Et puis vont s’enchaîner le long chemin des routes et des infinis que l’on
croit atteindre en traçant droit dans les autoroutes des hommes.
La jungle des Chiapas, Californie, Ouest américain, Nevada, Inde,
Afrique surtout le Niger et aussi les déserts, l’Andalousie, l’Italie, la
Turquie et bien d’autres terres. Avec un simple appareil muni de la focale
élémentaire de 50 mm qui lui permettait d’être au plus près des êtres, il
va pouvoir entrer dans le secret des portes des paysages et des
personnes. Il s’enivre de tous ces lointains, lointains intérieurs également.
À partir de 1987 commence les longues marches solitaires et à pied,
pendant quinze ans. Il peut autant se reconnaître dans les villes Paris,
Londres, que dans la Haute-Provence, la belle ville d’Hyères, Marseille
dévisagée en bus, la Bretagne entrevue, le Jura sur les traces de
Courbet.
En marge due la photographie commerciale, il laisse la lumière tendre de
la poésie prendre possession de ses images. Il aura marché et marché à
pied, que chaque photo est devenue un acte initiatique, une méditation.

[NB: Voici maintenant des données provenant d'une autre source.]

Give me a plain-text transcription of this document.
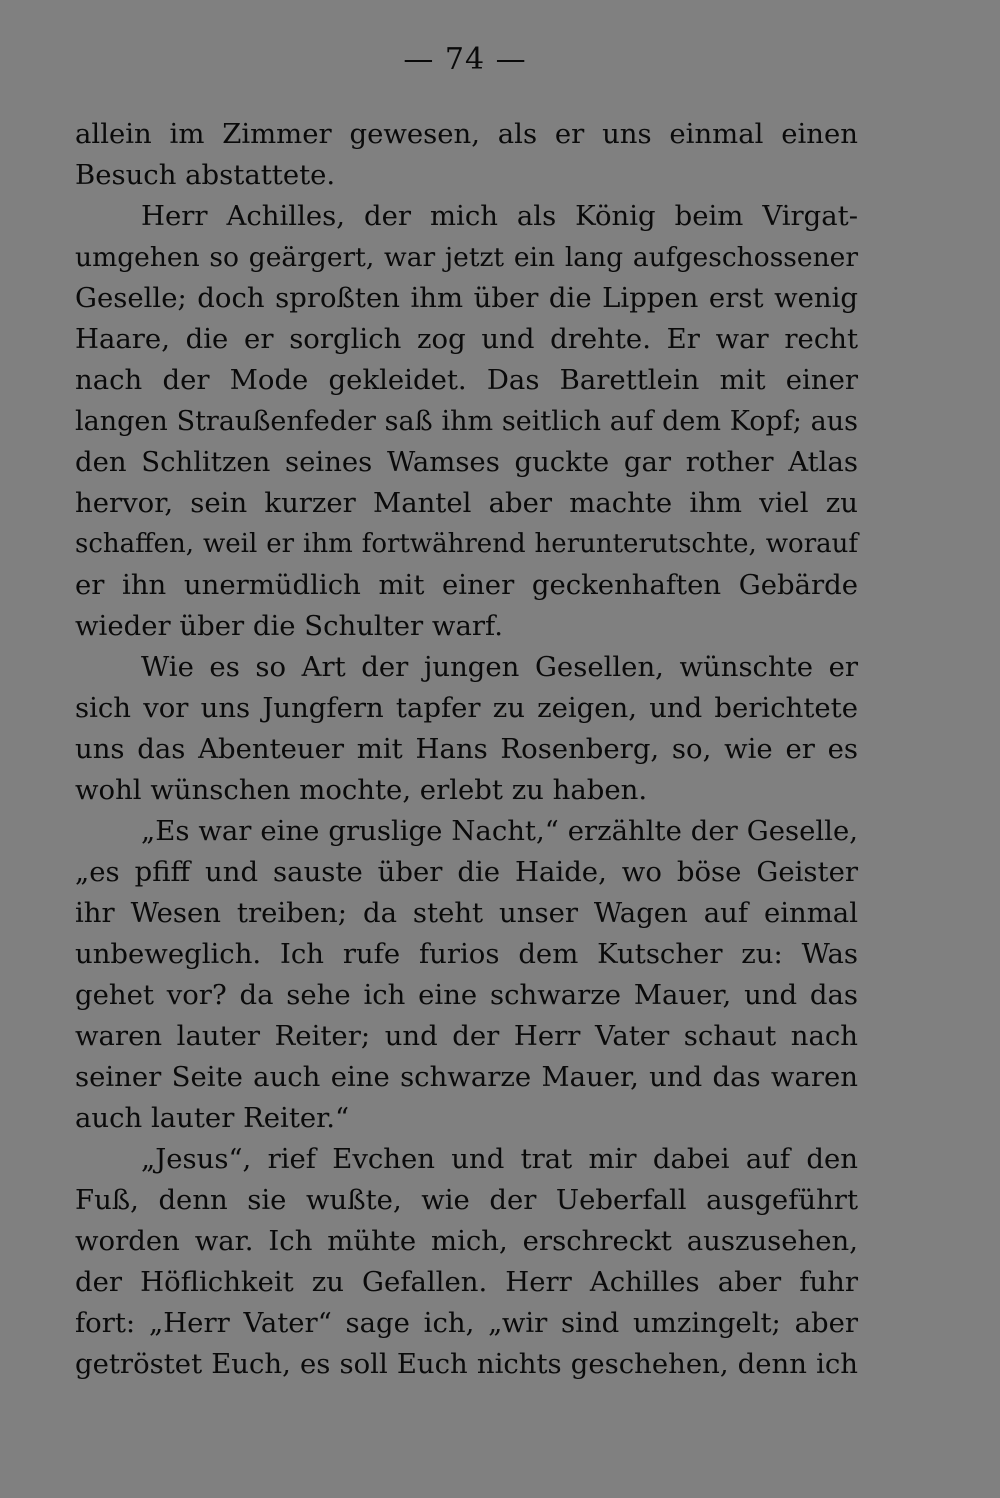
— 74 —
allein im Zimmer gewesen, als er uns einmal einen
Besuch abstattete.
Herr Achilles, der mich als König beim Virgat-
umgehen so geärgert, war jetzt ein lang aufgeschossener
Geselle; doch sproßten ihm über die Lippen erst wenig
Haare, die er sorglich zog und drehte. Er war recht
nach der Mode gekleidet. Das Barettlein mit einer
langen Straußenfeder saß ihm seitlich auf dem Kopf; aus
den Schlitzen seines Wamses guckte gar rother Atlas
hervor, sein kurzer Mantel aber machte ihm viel zu
schaffen, weil er ihm fortwährend herunterutschte, worauf
er ihn unermüdlich mit einer geckenhaften Gebärde
wieder über die Schulter warf.
Wie es so Art der jungen Gesellen, wünschte er
sich vor uns Jungfern tapfer zu zeigen, und berichtete
uns das Abenteuer mit Hans Rosenberg, so, wie er es
wohl wünschen mochte, erlebt zu haben.
„Es war eine gruslige Nacht,“ erzählte der Geselle,
„es pfiff und sauste über die Haide, wo böse Geister
ihr Wesen treiben; da steht unser Wagen auf einmal
unbeweglich. Ich rufe furios dem Kutscher zu: Was
gehet vor? da sehe ich eine schwarze Mauer, und das
waren lauter Reiter; und der Herr Vater schaut nach
seiner Seite auch eine schwarze Mauer, und das waren
auch lauter Reiter.“
„Jesus“, rief Evchen und trat mir dabei auf den
Fuß, denn sie wußte, wie der Ueberfall ausgeführt
worden war. Ich mühte mich, erschreckt auszusehen,
der Höflichkeit zu Gefallen. Herr Achilles aber fuhr
fort: „Herr Vater“ sage ich, „wir sind umzingelt; aber
getröstet Euch, es soll Euch nichts geschehen, denn ich
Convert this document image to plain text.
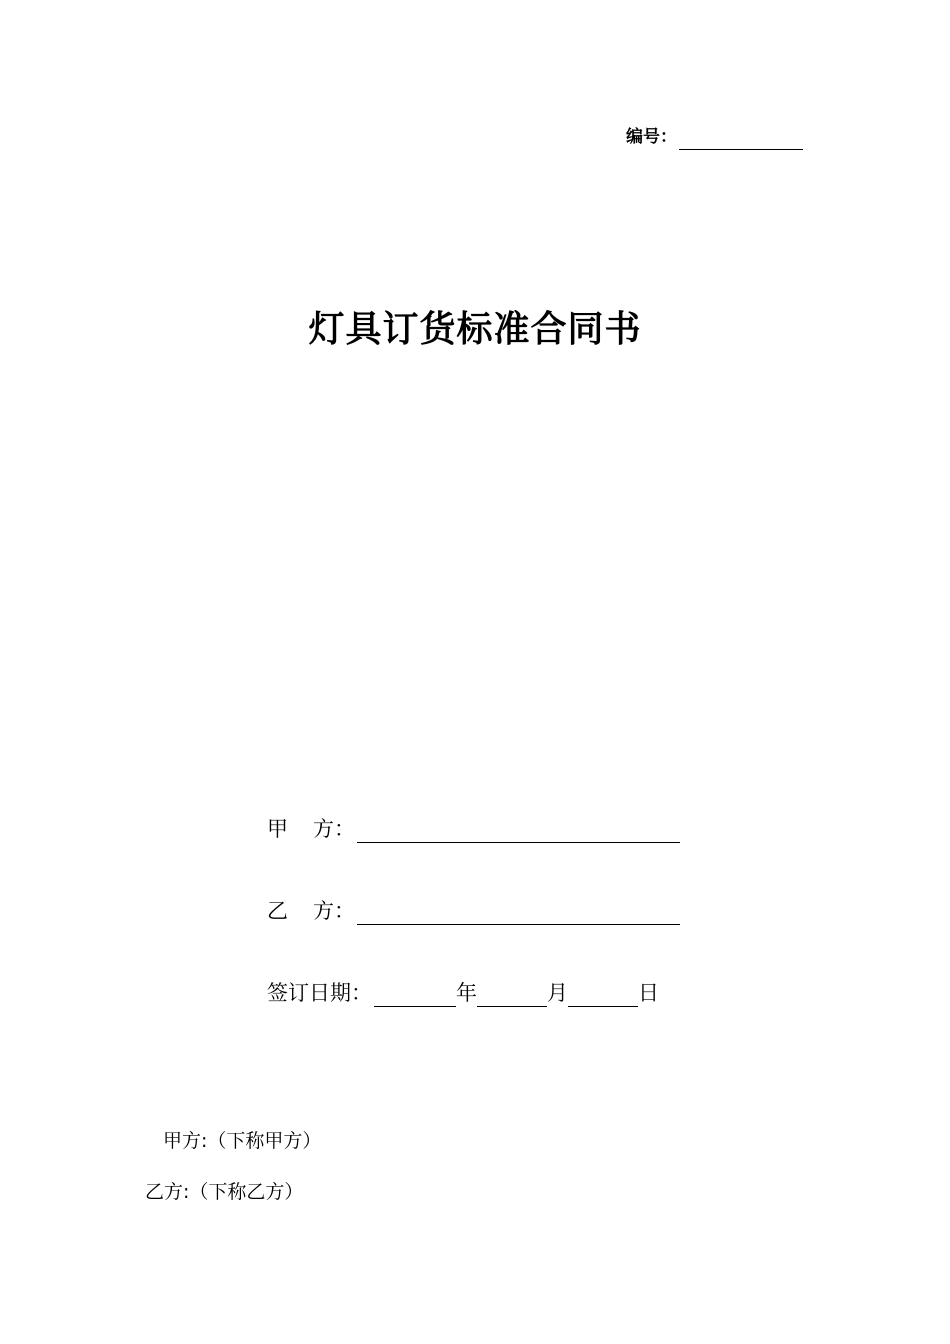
编号：
灯具订货标准合同书
甲 方：
乙 方：
签订日期：	年	月	日
甲方:（下称甲方）
乙方:（下称乙方）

Ce n’est pas de l’errance, mais un rêve qui marche dans ses pas.
Parfois aussi des rencontres, des surprises, des émerveillements, des
déceptions. Pour le suivre , le monde essoufflé est lui aussi obligé de se
mettre en mouvement. Lui va vite, ses photos sont souvent des prises de
notes, mais l’intime y est toujours présent, le choc émotionnel aussi.
Et souvent il photographie à partir d’un train, d’un bus, d’une voiture,
pour saisir ce vertige et que jamais le monde ne s’arrête.
Sa rencontre avec Michel Fresson lui redonne amour pour la couleur.
Il vit maintenant en France, replié à la Ciotat, près de Marseille, d’où les
chantiers navals sont partis en rouille, mais où la mer est revenue sur la
pointe des pieds. Et avec sa fidèle Françoise Nuñez, elle-même
photographe de talent, il scrute le ciel et ses négatifs.
Il est un itinérant, un lecteur de mots et d’images, qui quand l’appel du
vaste monde sonne à sa porte, reprend son baluchon, son simple
appareil et s’en va à nouveau tracer les hasards des émotions.
il ne sait vivre et respirer qu’en empathie et simplicité les battements de
cœur du monde, de vouloir en restituer un peu de ses odeurs, de ses
bruits, de ses invisibles, de ses indicibles. Il aura su coller à la peau du
monde et en rendre les vibrations, et les tambours intérieurs.
Le temps arrêté des photos de Bernard Plossu
Ce que j’espère réaliser dans mes photographies est le non-temps, au
lieu du temps arrêté. Comme les brefs moments de silence dans la
musique du Moyen-Orient. Il ne s’agit pas d’évoquer l’ironie d’un instant,
mais de préserver une lourdeur émotive. Un écho plutôt qu’un moment.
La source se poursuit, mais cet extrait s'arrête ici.